Na opinião d’elle, nunca houvera mortal que mais dolorosamente experimentasse a hostilidade do destino. Nem no martyrologio cristão, nem nos tragicos gregos, nem no livro de Job havia sequer um pallido esbôço dos seus infortunios. Vejamos alguns traços patheticos da existencia do nosso heroe.

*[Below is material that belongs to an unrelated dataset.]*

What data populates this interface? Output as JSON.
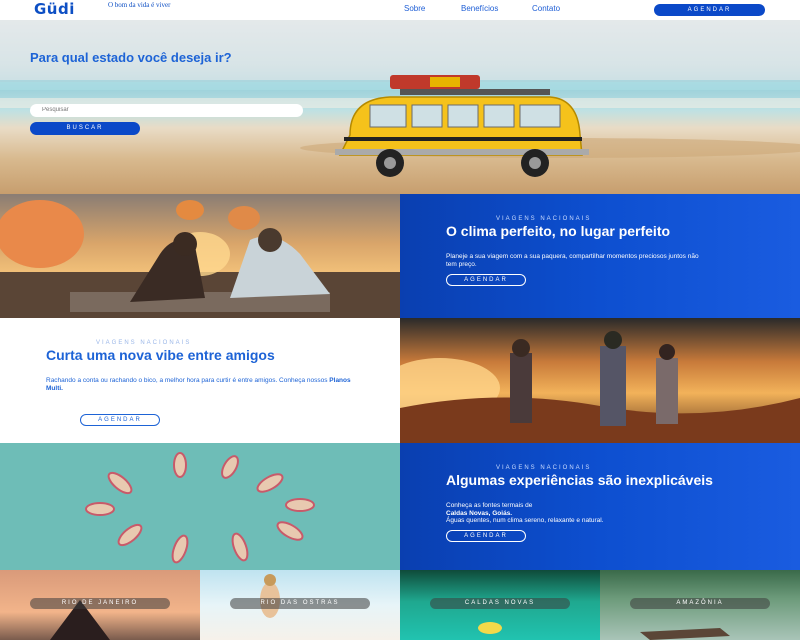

Nascêra rico, filho de um proprietario de Goyaz, que nunca vira outra terra alêm da sua provincia natal. Em 1828 estivera alli um naturalista francez, com quem o commendador Seabra travou relações, e de quem se fez tão amigo, que não quiz outro padrinho para o seu unico filho, que então contava um anno de edade. O naturalista, muito antes de o ser, commettêra umas venialidades poeticas que mereceram alguns elogios em 1810, mas que o tempo, — velho trapeiro da eternidade, — levou comsigo para o infinito depósito das cousas inuteis. Tudo lhe perdoára o ex-poeta, menos o esquecimento de um poema em que elle metrificára a vida de Furio Camillo, poema que ainda então lia com sincero enthusiasmo. Como lembrança d’esta obra da juventude, chamou elle ao afilhado Camillo, e com esse nome o baptisou o padre Maciel, a grande aprazimento da familia e seus amigos.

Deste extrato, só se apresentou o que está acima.